Factor in the trump " we want jobs for Americans " and things could get really ugly.
More bad news and it's game over. Furthermore, WRT a bid or hostile T/O who would want to take on the huge debt, pension obligations and " cobham baggage " when they could just cherry pick the assets they wanted in an Admin firesale.
Defence and security specialist Cobham (COB) faced grisly full-year results but it has still performed satisfactorily despite problems, says Jefferies.
Analyst Sandy Morris retained his buy recommendation and target price of 180p on the stock, which was trading up 4%, or 5p, at 127p at the time of writing.

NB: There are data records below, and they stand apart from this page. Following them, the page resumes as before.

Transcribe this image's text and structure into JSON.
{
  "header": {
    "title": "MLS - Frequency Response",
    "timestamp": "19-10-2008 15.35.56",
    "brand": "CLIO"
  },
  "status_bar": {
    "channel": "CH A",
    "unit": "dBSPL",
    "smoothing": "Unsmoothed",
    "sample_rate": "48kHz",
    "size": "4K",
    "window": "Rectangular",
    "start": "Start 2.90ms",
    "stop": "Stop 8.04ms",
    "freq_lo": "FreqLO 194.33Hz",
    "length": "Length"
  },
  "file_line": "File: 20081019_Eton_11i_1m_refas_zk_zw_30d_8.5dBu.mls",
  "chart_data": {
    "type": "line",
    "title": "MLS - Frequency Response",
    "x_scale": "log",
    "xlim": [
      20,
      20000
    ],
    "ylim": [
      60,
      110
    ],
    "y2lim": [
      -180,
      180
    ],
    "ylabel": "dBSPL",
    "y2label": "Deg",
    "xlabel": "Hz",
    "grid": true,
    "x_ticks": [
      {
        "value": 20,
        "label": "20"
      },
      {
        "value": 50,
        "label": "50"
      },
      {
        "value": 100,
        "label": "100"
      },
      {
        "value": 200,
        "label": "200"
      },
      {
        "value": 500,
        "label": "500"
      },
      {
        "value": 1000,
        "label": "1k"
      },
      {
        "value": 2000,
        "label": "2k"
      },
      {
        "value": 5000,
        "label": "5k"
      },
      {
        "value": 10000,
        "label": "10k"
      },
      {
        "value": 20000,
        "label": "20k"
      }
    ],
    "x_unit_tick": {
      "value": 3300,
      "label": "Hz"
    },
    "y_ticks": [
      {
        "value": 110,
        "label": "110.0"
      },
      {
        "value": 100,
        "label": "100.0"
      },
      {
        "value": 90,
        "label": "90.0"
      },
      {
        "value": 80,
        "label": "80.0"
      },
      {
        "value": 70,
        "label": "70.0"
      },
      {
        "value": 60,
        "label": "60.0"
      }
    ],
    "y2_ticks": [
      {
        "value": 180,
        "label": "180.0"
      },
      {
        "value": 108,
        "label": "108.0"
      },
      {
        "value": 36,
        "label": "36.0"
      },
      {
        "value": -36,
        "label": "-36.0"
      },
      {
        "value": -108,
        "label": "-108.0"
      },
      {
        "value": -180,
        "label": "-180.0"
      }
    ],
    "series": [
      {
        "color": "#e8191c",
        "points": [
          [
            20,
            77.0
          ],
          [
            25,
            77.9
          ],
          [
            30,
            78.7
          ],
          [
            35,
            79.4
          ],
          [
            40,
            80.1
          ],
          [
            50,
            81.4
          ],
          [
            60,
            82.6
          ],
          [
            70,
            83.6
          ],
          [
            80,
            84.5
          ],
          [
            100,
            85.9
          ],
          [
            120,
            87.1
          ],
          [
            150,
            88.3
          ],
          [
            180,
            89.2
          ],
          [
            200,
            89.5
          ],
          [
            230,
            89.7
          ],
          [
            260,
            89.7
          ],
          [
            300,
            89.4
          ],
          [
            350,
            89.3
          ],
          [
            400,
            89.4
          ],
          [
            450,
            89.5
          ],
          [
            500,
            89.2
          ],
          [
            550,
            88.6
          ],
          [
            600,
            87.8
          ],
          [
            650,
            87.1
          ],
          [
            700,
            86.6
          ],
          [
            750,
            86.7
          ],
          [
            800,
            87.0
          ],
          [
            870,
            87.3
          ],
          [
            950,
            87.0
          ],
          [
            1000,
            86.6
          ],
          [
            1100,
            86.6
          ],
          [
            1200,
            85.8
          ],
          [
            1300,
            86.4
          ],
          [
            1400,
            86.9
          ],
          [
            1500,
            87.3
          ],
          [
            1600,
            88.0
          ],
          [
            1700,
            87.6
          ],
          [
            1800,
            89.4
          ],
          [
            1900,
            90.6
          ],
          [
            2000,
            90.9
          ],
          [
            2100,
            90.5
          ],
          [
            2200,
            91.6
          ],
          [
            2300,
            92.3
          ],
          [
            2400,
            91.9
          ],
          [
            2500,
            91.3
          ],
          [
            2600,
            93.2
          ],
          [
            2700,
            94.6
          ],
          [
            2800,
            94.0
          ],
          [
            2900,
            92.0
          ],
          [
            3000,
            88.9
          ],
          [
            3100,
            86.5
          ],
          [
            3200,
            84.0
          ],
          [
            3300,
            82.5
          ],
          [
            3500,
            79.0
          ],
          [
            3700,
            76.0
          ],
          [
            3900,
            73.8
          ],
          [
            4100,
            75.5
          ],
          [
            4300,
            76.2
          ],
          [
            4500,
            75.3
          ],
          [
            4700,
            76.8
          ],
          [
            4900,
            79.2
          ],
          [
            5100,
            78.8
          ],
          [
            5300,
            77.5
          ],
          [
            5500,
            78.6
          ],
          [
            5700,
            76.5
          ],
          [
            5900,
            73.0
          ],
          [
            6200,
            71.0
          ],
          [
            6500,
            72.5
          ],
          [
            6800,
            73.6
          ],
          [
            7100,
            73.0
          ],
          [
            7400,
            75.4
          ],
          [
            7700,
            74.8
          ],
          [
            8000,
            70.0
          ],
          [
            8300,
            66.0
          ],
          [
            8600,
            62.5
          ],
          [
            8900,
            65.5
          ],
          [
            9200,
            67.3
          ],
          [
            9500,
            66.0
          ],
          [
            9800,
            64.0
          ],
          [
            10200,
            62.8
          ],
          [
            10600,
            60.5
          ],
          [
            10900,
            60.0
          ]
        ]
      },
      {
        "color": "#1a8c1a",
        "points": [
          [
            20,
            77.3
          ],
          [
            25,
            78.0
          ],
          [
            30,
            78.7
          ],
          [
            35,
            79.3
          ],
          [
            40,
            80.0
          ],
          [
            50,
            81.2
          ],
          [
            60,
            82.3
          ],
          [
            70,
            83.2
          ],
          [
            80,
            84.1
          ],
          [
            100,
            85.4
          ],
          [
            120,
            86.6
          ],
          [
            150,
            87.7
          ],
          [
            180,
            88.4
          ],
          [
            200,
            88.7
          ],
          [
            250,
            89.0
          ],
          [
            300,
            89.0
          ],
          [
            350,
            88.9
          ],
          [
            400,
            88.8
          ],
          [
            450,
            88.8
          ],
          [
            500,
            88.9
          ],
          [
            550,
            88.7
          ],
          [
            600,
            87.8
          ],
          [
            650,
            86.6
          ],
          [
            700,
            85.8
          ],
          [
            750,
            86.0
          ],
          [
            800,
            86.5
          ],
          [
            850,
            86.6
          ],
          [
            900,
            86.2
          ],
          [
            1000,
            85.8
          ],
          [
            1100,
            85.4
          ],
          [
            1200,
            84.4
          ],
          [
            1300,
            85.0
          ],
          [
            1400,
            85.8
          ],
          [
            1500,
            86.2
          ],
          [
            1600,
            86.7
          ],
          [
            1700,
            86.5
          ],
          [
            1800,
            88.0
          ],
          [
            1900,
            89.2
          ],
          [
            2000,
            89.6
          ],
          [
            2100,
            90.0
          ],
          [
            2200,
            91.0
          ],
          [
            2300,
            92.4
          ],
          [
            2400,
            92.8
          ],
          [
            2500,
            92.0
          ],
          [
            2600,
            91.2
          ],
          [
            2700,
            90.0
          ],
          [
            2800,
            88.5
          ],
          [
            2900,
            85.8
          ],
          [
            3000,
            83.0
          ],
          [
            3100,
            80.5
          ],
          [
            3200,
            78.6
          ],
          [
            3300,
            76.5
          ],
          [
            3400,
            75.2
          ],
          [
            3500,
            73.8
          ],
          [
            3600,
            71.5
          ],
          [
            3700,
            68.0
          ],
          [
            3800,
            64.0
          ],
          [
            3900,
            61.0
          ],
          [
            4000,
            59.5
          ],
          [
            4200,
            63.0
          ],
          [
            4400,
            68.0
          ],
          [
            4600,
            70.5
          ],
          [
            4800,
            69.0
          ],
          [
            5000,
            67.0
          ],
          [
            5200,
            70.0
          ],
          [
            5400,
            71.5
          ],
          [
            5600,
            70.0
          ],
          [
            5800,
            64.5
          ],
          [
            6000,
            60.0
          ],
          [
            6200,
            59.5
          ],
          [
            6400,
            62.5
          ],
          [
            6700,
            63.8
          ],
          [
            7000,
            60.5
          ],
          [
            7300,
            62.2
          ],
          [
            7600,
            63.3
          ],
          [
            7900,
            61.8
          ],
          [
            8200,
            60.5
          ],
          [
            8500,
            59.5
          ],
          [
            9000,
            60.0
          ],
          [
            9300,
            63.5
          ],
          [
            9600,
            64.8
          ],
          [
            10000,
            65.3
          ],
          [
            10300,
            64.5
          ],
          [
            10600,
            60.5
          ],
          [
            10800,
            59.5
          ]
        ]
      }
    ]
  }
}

The full-year 2016 results were clearly going to be grisly and probably accompanied by a rights issue - Cobham plans to raise £500 million, he said.
Nonetheless, we maintain our stance that the major setbacks were foreign exchange translation on the US dollar debt and a working capital increase in the second half of 2016. In terms of trading, the second half of the year may not have shown the hoped for improvement on the first, but our sense is that in the second half much of the group still performed satisfactorily.
He added that for 2017 Cobham should be able to deliver operating margins 2-3% higher but that is not an inspiring number. "
I agree RAC. I think it was Bill who outlined three possible strategies. I actually think that strengthening the balance sheet could be a pre-cursor to a sale (takeover). With current £/$ exchange rate, a US company could be interested in Cob. I am sure The Donald would approve.